Wielkie zmiany w męskiej Serie A
Władze włoskiej ekstraklasy reagują na dręczące ją problemy i bolączki. Od przyszłego sezonu system awansów i spadków zostanie zastąpiony przez wymagający system licencyjny.
By tak się stało, władze ligi będą dokonywać analizy kondycji klubu na trzech płaszczyznach: końcowej pozycji w rozgrywkach (co oznacza, że w najgorszej sytuacji będą zespoły, które zajmą w lidze dwa ostatnie miejsca), wywiązywania się z zobowiązań finansowych, szczególnie wobec zakontraktowanych zawodników i frekwencji meczowej. Wiąże się to z wysyłaniem przez władze klubów cztery razy do roku sprawozdań finansowych, podpisywanych przez samych siatkarzy i wymogiem wypełniania hal co najmniej w 80 procentach. Ponadto obowiązkiem będzie posiadanie obiektu mogącego pomieścić dwa tysiące kibiców, od sezonu 2017/18 minimum będzie wynosiło trzy tysiące.
Jesteśmy na Facebooku. Dołącz do nas! Na Twitterze też nas znajdziesz!

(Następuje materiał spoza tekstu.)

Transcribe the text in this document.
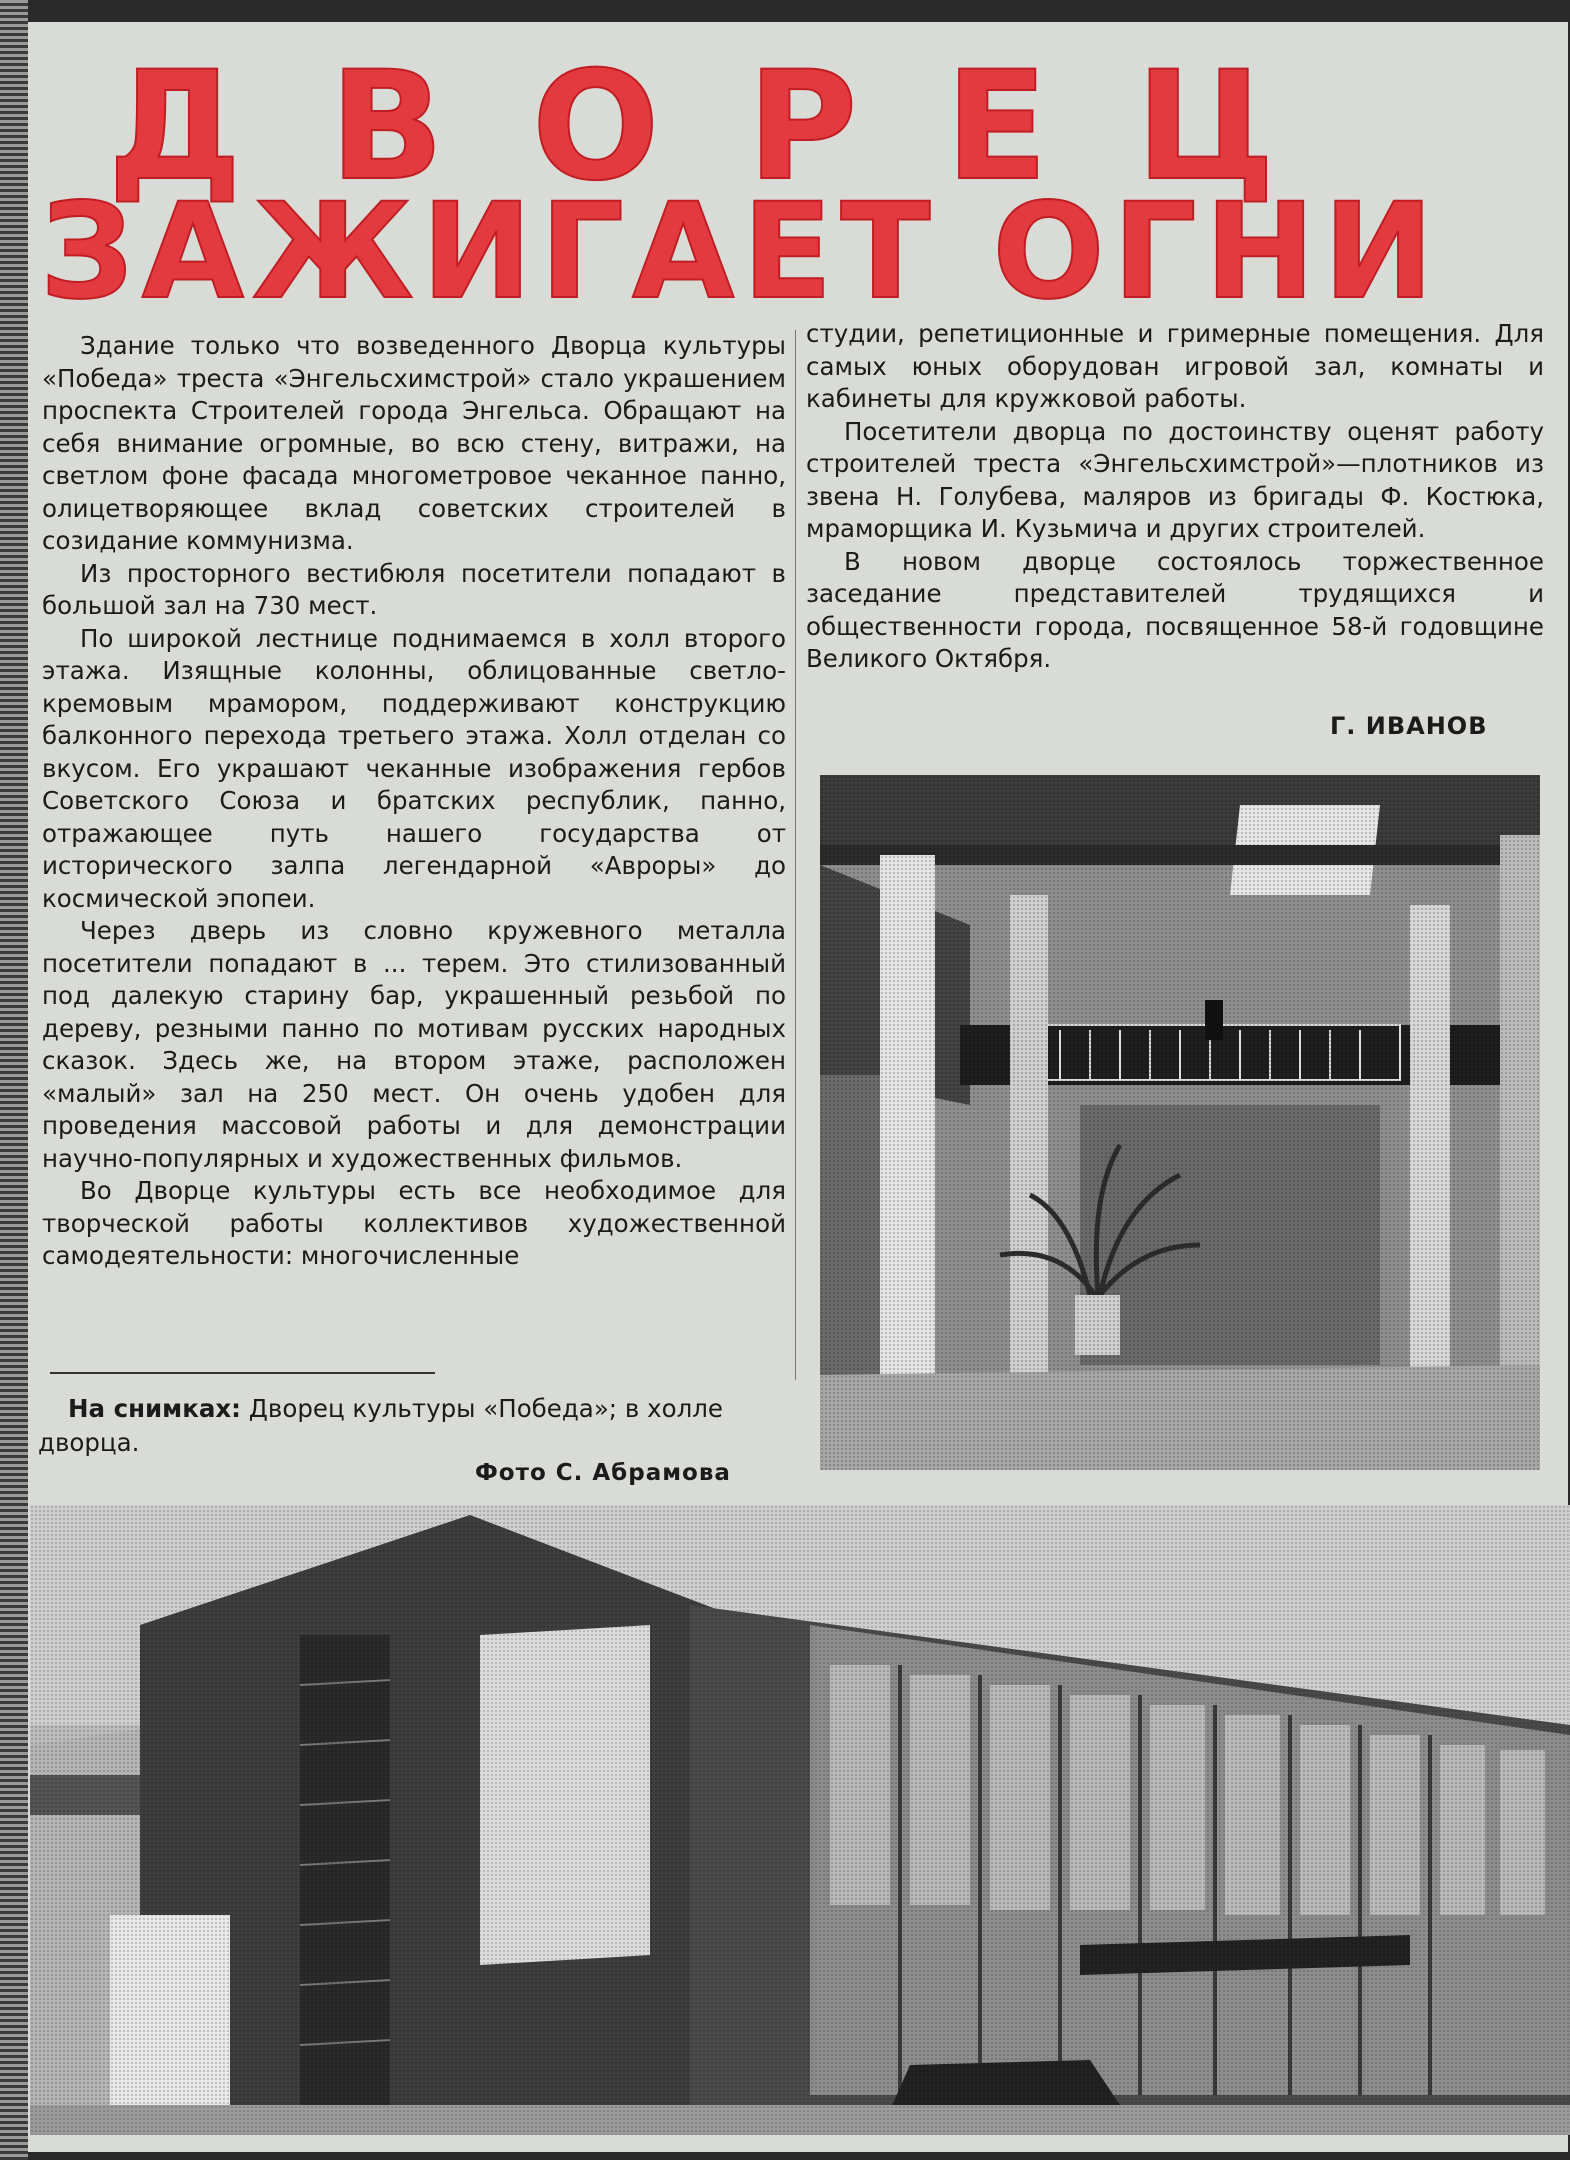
ДВОРЕЦ
ЗАЖИГАЕТ ОГНИ

Здание только что возведенного Дворца культуры «Победа» треста «Энгельсхимстрой» стало украшением проспекта Строителей города Энгельса. Обращают на себя внимание огромные, во всю стену, витражи, на светлом фоне фасада многометровое чеканное панно, олицетворяющее вклад советских строителей в созидание коммунизма.

Из просторного вестибюля посетители попадают в большой зал на 730 мест.

По широкой лестнице поднимаемся в холл второго этажа. Изящные колонны, облицованные светло-кремовым мрамором, поддерживают конструкцию балконного перехода третьего этажа. Холл отделан со вкусом. Его украшают чеканные изображения гербов Советского Союза и братских республик, панно, отражающее путь нашего государства от исторического залпа легендарной «Авроры» до космической эпопеи.

Через дверь из словно кружевного металла посетители попадают в ... терем. Это стилизованный под далекую старину бар, украшенный резьбой по дереву, резными панно по мотивам русских народных сказок. Здесь же, на втором этаже, расположен «малый» зал на 250 мест. Он очень удобен для проведения массовой работы и для демонстрации научно-популярных и художественных фильмов.

Во Дворце культуры есть все необходимое для творческой работы коллективов художественной самодеятельности: многочисленные

студии, репетиционные и гримерные помещения. Для самых юных оборудован игровой зал, комнаты и кабинеты для кружковой работы.

Посетители дворца по достоинству оценят работу строителей треста «Энгельсхимстрой»—плотников из звена Н. Голубева, маляров из бригады Ф. Костюка, мраморщика И. Кузьмича и других строителей.

В новом дворце состоялось торжественное заседание представителей трудящихся и общественности города, посвященное 58-й годовщине Великого Октября.

Г. ИВАНОВ
На снимках: Дворец культуры «Победа»; в холле дворца.
Фото С. Абрамова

Przed startem sezonu 2015/16 zwycięzca Serie A2 będzie miał prawo ubiegania się o miejsce w ekstraklasie i złożenia stosownej aplikacji, ponadto władze ligi nie wykluczają przyznawania dzikich kart. Interesujący jest także katalog działań, które pomogą klubom w pozytywnej weryfikacji licencji, a także zniwelować przydzielone kary za niedotrzymanie jej warunków: chodzi m.in. o zgłoszenie drużyn do młodzieżowych mistrzostw Włoch, działalność marketingową i... co najmniej 80 000 wyświetleń na kanałach Youtube.
Jak informuje portal Volleyball.it, wprowadzenie nowego modelu rozgrywek jest już tylko kwestią czasu, a sam projekt zostanie przedstawiony FIPAV (włoskiej federacji siatkówki) w terminie do 18 czerwca. Rewolucja nadchodzi wielkimi krokami.